EghtesadOnline: The Central Bank of Iran said it is planning to launch euro-denominated certificate of deposit to reduce the volume of rials held by the public and downsize the money supply, the bank’s governor said.
In a note in his social media account Sunday, Abdolnasser Hemmati said that the euro-denominated CDs will bear fixed interest rates that will be sold to buyers at the going rates.
“With adequate reserves of euro banknotes, the CBI will be committed to reimburse the CDs in euro on the maturity date,” he wrote.
A certificate of deposit is a product offered by banks and credit institutions that provides an interest rate premium in exchange for the customer agreeing to leave a lump-sum deposit untouched for a predetermined period of time.
Hemmati said the CBI will soon send the proposal to the Money and Credit Council, the top banking and monetary policymaking body in Iran, for approval.
The move is in line with a series of CBI efforts to curb the ballooning liquidity and lessen the inflation rate toward the declared 22% target.
In a recent report the central bank said money supply reached 24,721.5 trillion rials ($131 billion) when the fiscal year ended on March 19.
It grew by 5,893.5 trillion rials ($31.5 billion) in the past three months – a 31.3% jump and one of the highest in the past five decades.
The huge of money supply has caused serious concern in many quarters about its impact on consumer prices, compelling the CBI to clarify the root causes of the unseen growth.
In a recent press release the regulator blamed borrowing from the National Development Fund of Iran, the country’s sovereign wealth fund, new US sanctions on oil exports and other key economic sectors for the monumental growth in liquidity.
CBI’s report was more than enough to question Hemmati’s bold decision to set inflation target at 22%.
Taking stock of the complex situation in Iran’s financial markets, economists and market pundits insist that it is unreasonable to set a fixed inflation rate in an economy where financial market indicators fluctuate at tremendous speed.
They argue that there should be adequate compatibility between inflationary expectations and the CBI inflation target.
The CBI last month set the inflation target at 22% for the current fiscal year that ends in March 2021 and said it “will use all monetary policy instruments at its disposal to achieve this goal”, and that the target is “based on realistic assumptions.”
CBI data show that inflation was 41.2% in the last fiscal year and is expected to drop this year as forecast by the International Monetary Fund.
IMF has forecast slight improvement in Iran’s economic indicators in 2020, saying that consumer prices would drop to 34.2% in 2020 and 33.5% in 2021.
The CBI says its leverage to control inflation was limited in the past half century due largely to inadequate monetary policy instruments.
So far it has announced several aspects of the monetary policy to realize the inflation target, including open market operation and the interest rate corridor (IRC).
Hemmati said Sunday that the CBI will continue taking “stabilization measures” vis-a-vis financial markets. “The current monetary policy frameworks allow the use of monetary instruments when necessary to reach the inflation goal.”
In one of its latest moves, the regulator increased the cap on interest rates for interbank deposits to 12%, up from the previous 10%. The decision, it said, was made to narrow the interest rate spread in the IRC.
OMO and IRC are the main components of the CBI’s new monetary policy announced in January.
OMO is a financial instrument through which central banks buy and sell securities to expand or reduce money supply.
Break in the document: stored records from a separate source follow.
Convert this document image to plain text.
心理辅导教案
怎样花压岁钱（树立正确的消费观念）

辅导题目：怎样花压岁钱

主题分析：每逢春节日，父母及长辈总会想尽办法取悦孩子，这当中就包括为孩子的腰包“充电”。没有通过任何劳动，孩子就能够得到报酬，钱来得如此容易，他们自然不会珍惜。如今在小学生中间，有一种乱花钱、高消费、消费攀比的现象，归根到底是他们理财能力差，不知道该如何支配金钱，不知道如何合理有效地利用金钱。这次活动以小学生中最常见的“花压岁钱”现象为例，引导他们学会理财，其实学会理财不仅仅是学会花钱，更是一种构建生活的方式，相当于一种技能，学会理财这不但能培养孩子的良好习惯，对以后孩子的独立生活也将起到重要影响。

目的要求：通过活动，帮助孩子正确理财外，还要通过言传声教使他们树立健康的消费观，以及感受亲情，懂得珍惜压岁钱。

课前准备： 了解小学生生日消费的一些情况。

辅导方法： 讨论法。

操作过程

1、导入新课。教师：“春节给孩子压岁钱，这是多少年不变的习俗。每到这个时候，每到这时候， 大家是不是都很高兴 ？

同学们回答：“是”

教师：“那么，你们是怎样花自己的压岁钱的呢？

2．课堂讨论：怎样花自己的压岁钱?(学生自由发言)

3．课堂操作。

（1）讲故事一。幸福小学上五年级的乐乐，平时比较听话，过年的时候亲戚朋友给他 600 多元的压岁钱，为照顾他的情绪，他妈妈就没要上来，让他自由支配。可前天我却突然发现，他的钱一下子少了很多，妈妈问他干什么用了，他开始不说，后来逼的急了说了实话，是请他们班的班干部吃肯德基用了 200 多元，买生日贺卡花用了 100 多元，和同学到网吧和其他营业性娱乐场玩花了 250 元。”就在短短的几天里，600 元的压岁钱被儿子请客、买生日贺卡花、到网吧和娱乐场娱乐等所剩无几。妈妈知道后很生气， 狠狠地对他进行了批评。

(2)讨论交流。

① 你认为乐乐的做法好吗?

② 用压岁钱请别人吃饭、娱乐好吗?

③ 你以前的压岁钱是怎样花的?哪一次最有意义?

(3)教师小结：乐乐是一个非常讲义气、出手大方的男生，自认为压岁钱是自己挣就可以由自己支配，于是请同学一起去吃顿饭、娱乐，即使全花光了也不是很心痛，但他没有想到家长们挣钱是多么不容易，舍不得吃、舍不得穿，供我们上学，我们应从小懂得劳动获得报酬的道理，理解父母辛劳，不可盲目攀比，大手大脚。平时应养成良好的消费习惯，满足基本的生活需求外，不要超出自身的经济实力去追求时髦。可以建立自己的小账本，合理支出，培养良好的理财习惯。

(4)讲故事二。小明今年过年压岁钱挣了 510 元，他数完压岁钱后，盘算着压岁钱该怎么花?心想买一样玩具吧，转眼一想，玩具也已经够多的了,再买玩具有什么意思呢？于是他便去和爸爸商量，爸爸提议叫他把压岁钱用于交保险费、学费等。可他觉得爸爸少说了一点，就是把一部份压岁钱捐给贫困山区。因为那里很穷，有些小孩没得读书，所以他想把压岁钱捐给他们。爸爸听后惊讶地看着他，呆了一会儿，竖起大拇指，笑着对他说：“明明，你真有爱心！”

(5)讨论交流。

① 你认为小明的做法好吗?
The mechanism allows central banks to buy government bonds to increase the money base (cash reserves) and by extension curb inter-banking lending rates. Selling government bonds reduces the base money and raises interbank rates.
In addition, within this framework, banks can hold bonds as collateral to borrow from the CBI.
Under the IRC framework, the CBI sets the floor and ceiling of policy rates and lets other money market rates, such as interbank rate, move within this setup.